USING and WITH CHECK answer different questions. USING is applied to rows that already exist: which ones may this policy see or target. WITH CHECK is applied to the row that will exist after a write: is this new or modified row allowed. They are not interchangeable.
The command decides which one runs. SELECT and DELETE use only USING. INSERT uses only WITH CHECK, because there is no prior row to read. UPDATE uses both: USING gates which rows you may target, and WITH CHECK gates what they may look like afterward.

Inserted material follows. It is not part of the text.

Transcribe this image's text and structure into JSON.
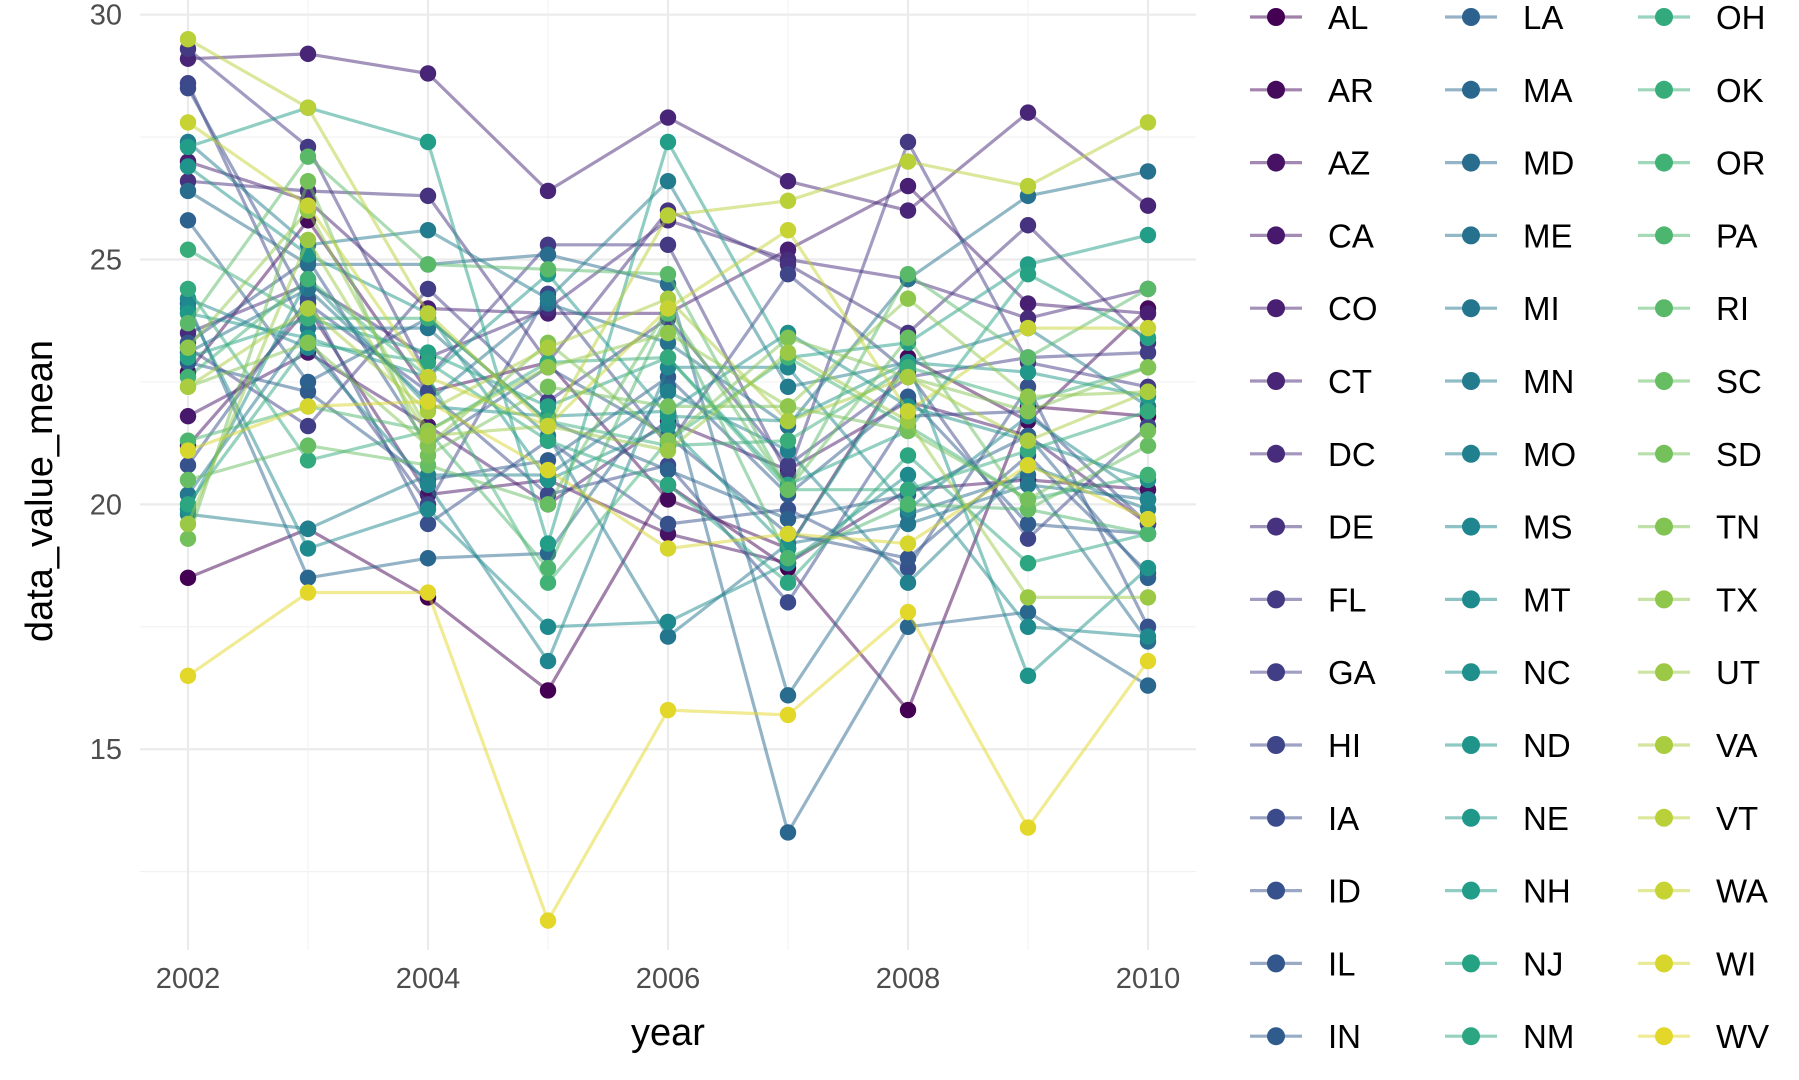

So consider a FOR ALL policy with only using (auth.uid() = user_id). On UPDATE, your update passes USING because you own the row now, but with no WITH CHECK there is no constraint on the new values, so you can change user_id to another account and hand the row away, or repoint it in a way the rest of your app trusts. On INSERT it is worse: USING is ignored entirely, so a policy that only sets USING places no constraint on inserts at all, and a user can insert rows with any user_id they like. The boundary holds when you read and leaks when you write, which is the most dangerous kind of half-protection because it looks closed in testing.
List your policies and find any write-capable one whose WITH CHECK is null. Postgres exposes this directly in pg_policies:
select schemaname, tablename, policyname, cmd, qual, with_check
from pg_policies
where with_check is null
and cmd in ('INSERT', 'UPDATE', 'ALL');
Every row this returns is a policy that allows writes without validating the resulting row. The qual column is the USING expression and with_check is the WITH CHECK expression; a write policy needs the latter.
Then test it as a normal user: try an UPDATE that changes the owner column to another id, and an INSERT that sets a foreign owner. If either succeeds, the policy is missing its WITH CHECK.
Myth“USING covers both reads and writes.”
USING gates existing rows for reads and for which rows a write may target. The new row produced by an insert or update is gated only by WITH CHECK. A write policy needs both.
Myth“If a user cannot read other rows, they cannot write them either.”
INSERT ignores USING entirely and evaluates only WITH CHECK, so a read restriction does not imply a write restriction. A user can insert rows they would never be allowed to read.
Myth“WITH CHECK is optional, so I can leave it off.”
It is only safe to omit for read-only or delete-only policies. For any policy that permits insert or update, omitting WITH CHECK removes the only validation of the resulting row.
Myth“RLS is enabled, so the table is protected.”
A table with RLS enabled and a write policy that lacks WITH CHECK is, for writes, weaker than it looks: the policy actively permits writes while validating nothing about the row being written.
SecureStartKit enables Row Level Security on every table and deliberately ships no policies, so the browser client can read and write nothing, and every write goes through the service-role admin client server-side after a `getUser()` check. That default sidesteps the WITH CHECK gap completely, because there are no client-facing write policies to misconfigure. This becomes yours to get right the moment you add a policy to let the client write a table directly. When you do, pair every write policy’s `USING` with a matching `WITH CHECK`, and verify with the pg_policies query that no insert, update, or all policy has a null WITH CHECK.